= Sagii =

Gallic tribe

The Sagii were a Gallic tribe that lived in and around civitas Saiorum (modern Sées, Orne) during the late Roman period. They succeeded the Esuvii mentioned in the 1st century BC by Caesar and Pliny.

== Name ==
Stefan Zimmer has connected the ethnonym Sagii to the Gaulish verbal root sag(i)- ('to track, to trace'), yielding the interpretation 'skilled trackers'.

The toponym Sées, attested as civitas Saiorum ca. 400 AD (Sagensis pagus in 854, Sagio, in 991–6, Saxio in 1024) derives from the tribal name through a phonetic development from Sagii to Saii.

==Geography==
Their chief town was civitas Saiorum (modern Sées, Orne), which was previously the chief town of the Esuvii.

Another settlement, located at Fontaine-les-Bassets, was occupied from the early 1st to the 3rd century AD, with unknown causes for its abandonment.
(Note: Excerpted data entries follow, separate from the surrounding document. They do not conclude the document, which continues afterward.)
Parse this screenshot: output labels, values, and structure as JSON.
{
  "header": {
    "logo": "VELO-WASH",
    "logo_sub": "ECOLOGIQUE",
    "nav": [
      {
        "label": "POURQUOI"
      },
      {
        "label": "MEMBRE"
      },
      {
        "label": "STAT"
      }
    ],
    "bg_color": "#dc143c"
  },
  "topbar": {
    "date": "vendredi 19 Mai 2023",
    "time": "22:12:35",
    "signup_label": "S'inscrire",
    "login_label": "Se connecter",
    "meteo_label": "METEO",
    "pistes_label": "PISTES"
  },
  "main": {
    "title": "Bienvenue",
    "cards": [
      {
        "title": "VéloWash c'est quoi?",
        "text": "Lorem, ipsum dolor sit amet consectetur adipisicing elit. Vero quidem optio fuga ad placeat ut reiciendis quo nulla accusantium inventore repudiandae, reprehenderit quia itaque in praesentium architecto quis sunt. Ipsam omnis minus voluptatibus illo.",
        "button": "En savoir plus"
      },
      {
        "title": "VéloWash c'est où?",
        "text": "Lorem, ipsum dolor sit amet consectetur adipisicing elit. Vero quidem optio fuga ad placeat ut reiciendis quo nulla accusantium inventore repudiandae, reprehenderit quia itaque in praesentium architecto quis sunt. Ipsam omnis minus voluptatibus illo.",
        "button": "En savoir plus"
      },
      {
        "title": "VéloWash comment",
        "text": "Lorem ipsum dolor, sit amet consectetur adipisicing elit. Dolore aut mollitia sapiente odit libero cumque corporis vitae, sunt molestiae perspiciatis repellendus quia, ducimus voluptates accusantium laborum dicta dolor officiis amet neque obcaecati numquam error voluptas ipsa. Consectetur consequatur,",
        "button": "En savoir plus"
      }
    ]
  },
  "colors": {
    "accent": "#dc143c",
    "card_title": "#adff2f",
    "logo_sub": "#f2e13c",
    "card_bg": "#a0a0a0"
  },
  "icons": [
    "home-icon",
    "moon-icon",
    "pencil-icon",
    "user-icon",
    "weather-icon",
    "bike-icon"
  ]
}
Together with Sées, it represents the largest urban complex known within the civitas of the Esuvii, and later that of the Sagii. Situated on the Roman road linking Bayeux and Vieux to Chartres and Évreux, it was the substantial staging site along this route in the region. The site may have functioned as a secondary settlement near the boundary between the Sagii and Lexovii, but it has also been suggested that it served as the chief town of the Esuvii, since the Sagii do not appear in ancient sources before the 3rd–4th centuries. The late attestation of the Sagii raises the possibility that two civitates existed in succession, or that they were later merged.